Testing for equality of multivariate distributions I have two distributions $F$ and $G$ that I conjecture to be identical, mathematically. Essentially, before investing time in mathematically proving that $F$ and $G$ are equal, I'd like to sanity check it by doing a simulation experiment. 
So, given that I can easily simulate $X_i \sim F$ and $Y_i \sim G$, I'd like some test that checks $F = G$. The $X_i$ and $Y_i$ live in $\mathbb R^p$, and I'm in the process of checking that the marginals are equal in distribution by simulating many data-sets and checking that the Kolmogov-Smirnov test statistics are approximately uniformly distributed, but I'd like some assurance that I'm not being deceived by just looking at the marginals. 
In addition to the marginals, I'm checking the distribution of the principal components of the generated data/some nonlinear transformations of the data, and so far everything points to equality. 
If someone could point me to a method - hopefully with an existing implementation in R, or otherwise something easy to implement - that would be fantastic. 
EDIT: To be clear, I'm asking for a multivariate test. I know the marginals aren't sufficient, I'm only checking them because if the marginals don't match then I don't need to check the joint. 

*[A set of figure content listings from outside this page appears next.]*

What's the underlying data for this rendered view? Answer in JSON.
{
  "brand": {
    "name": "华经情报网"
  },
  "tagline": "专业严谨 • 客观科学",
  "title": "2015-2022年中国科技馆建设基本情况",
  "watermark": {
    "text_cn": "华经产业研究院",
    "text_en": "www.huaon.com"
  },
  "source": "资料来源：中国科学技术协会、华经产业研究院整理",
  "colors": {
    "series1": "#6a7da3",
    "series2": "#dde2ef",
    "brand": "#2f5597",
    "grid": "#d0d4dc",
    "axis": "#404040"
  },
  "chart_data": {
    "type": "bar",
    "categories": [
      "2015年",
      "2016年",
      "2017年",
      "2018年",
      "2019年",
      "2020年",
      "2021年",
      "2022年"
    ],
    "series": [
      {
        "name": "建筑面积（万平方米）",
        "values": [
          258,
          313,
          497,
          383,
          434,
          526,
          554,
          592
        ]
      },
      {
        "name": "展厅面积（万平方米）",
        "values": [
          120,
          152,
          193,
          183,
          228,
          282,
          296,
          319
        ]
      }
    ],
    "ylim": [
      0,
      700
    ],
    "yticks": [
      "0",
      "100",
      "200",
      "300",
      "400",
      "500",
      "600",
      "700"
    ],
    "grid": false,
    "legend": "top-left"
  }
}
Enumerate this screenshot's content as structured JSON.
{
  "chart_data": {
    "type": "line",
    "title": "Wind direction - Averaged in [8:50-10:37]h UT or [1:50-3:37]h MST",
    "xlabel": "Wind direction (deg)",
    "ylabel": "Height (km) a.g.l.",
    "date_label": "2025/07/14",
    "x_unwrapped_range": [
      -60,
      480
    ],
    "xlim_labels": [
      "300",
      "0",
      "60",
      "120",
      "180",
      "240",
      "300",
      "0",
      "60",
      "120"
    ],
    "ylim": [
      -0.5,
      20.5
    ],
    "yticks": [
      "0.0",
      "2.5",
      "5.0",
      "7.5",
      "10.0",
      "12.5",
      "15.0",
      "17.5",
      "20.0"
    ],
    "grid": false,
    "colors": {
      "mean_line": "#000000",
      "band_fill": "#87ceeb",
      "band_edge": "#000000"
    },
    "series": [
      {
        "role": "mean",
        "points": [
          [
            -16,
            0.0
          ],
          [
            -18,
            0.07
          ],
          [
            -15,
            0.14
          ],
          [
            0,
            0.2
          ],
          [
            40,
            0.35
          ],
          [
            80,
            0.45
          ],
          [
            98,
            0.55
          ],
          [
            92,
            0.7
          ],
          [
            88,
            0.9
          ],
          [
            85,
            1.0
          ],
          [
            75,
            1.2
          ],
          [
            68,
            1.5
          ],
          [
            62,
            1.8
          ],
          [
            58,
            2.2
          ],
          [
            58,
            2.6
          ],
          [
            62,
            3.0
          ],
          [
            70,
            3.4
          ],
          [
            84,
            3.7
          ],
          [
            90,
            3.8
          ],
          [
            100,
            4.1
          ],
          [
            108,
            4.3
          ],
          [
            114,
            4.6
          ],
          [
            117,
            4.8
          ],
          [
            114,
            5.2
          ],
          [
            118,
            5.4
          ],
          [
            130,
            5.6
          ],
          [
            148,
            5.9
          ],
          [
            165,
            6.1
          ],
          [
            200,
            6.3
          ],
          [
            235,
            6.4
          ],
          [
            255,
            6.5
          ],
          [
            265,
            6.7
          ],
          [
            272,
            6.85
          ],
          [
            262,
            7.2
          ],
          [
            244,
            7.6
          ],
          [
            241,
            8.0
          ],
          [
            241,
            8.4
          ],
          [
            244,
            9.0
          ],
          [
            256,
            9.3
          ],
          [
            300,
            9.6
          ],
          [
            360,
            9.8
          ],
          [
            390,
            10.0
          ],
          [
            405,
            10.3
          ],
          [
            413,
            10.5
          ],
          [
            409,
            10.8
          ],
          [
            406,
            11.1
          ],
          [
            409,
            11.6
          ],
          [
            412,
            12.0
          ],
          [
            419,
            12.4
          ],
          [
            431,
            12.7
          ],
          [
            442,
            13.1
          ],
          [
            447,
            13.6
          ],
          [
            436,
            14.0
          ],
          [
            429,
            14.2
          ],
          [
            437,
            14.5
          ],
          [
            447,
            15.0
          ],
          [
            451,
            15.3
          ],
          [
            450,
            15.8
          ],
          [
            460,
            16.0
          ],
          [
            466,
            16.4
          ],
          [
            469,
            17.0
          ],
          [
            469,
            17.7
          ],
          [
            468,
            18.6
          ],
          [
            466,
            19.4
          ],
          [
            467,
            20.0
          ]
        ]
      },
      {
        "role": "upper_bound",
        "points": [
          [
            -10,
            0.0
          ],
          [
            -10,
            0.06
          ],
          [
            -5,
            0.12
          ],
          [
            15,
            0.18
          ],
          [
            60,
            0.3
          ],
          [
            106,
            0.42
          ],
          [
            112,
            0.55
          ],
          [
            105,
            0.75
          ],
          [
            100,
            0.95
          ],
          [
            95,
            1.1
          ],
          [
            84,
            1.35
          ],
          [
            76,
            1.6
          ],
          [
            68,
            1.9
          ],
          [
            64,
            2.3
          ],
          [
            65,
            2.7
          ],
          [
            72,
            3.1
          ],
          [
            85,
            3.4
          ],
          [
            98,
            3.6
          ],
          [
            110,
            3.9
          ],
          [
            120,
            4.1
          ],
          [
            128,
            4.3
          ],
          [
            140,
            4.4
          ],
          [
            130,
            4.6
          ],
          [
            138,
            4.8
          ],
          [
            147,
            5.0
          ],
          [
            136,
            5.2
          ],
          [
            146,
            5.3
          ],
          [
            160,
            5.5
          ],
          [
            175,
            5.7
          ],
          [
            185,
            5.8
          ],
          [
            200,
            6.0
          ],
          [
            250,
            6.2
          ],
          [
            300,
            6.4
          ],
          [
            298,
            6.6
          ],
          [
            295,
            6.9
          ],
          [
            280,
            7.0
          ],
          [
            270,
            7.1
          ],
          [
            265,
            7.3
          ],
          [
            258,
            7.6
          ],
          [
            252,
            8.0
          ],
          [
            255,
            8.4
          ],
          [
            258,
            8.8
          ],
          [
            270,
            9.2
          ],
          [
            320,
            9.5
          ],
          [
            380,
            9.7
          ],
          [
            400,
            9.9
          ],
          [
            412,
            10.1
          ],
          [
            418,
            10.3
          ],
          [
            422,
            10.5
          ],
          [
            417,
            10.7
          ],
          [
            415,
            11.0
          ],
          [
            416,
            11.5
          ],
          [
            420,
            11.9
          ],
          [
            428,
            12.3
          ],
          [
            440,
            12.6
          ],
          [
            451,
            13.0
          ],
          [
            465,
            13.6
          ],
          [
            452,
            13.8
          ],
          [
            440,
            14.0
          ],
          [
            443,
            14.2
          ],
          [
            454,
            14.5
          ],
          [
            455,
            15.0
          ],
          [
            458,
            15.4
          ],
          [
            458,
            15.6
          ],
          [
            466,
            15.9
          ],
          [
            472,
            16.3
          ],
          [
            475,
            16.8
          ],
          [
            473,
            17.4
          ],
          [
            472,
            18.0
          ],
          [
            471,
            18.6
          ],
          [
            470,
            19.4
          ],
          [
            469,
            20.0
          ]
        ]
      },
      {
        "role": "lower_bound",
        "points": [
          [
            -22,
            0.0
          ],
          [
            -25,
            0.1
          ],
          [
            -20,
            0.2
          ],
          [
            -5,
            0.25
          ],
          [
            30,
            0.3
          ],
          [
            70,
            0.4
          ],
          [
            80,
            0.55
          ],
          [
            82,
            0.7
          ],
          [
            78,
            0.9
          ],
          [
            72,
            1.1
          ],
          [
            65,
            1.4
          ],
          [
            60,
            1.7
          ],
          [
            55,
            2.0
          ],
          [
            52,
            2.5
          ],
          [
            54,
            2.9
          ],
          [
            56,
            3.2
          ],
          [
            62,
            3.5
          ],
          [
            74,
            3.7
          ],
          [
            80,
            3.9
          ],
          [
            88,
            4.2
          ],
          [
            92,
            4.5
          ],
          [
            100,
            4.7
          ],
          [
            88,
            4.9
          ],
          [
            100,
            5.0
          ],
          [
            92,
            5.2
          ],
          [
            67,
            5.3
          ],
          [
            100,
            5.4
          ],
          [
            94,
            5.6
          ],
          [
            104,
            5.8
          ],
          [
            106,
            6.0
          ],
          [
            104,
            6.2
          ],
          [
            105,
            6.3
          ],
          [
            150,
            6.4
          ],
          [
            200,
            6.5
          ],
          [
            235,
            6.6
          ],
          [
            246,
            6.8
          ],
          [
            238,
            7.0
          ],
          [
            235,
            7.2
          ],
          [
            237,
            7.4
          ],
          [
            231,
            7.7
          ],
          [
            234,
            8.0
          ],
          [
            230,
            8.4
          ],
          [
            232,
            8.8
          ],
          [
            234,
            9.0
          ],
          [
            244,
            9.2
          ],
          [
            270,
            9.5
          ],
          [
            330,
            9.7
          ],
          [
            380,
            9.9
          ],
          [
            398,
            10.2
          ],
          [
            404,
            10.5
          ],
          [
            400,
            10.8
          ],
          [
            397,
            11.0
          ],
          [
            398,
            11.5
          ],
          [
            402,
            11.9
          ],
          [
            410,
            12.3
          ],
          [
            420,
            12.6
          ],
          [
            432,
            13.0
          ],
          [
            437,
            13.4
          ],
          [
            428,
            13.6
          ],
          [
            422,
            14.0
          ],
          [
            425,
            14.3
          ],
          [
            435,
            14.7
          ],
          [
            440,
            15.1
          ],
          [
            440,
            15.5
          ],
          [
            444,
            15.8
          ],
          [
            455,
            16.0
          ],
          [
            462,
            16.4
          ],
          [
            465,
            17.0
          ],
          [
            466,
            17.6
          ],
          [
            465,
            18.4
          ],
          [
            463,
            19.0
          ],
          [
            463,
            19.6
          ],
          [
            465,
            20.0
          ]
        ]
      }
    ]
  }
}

 A: I'll list a couple things that have been useful in my own research:
First - have you considered the Hotelling's T-squared test?
http://en.wikipedia.org/wiki/Hotelling's_T-squared_distribution
(for some reason the apostrophe throws off the link given above, so you'll have to copy and paste into the address bar)
This is the multivariate generalization of the standard t-test between two groups. An R implementation of this test is given in the R package Hotelling.
However, If you don't want to make any distributional assumptions in your data you could also use a permutation test such as the Multi Response Permutation Procedure (MRPP) which is a distance based permutation procedure. There's an R implementation of this in the vegan package. Look for the mrpp function. I would recommend keeping the default at euclidean distance, but you can note that using squared euclidean distance would be equivalent to basing the permutation test on the Hotelling T-Squared statistic if you feel more comfortable with that.
Between the two things I mentioned - I would recommend using the MRPP test more strongly.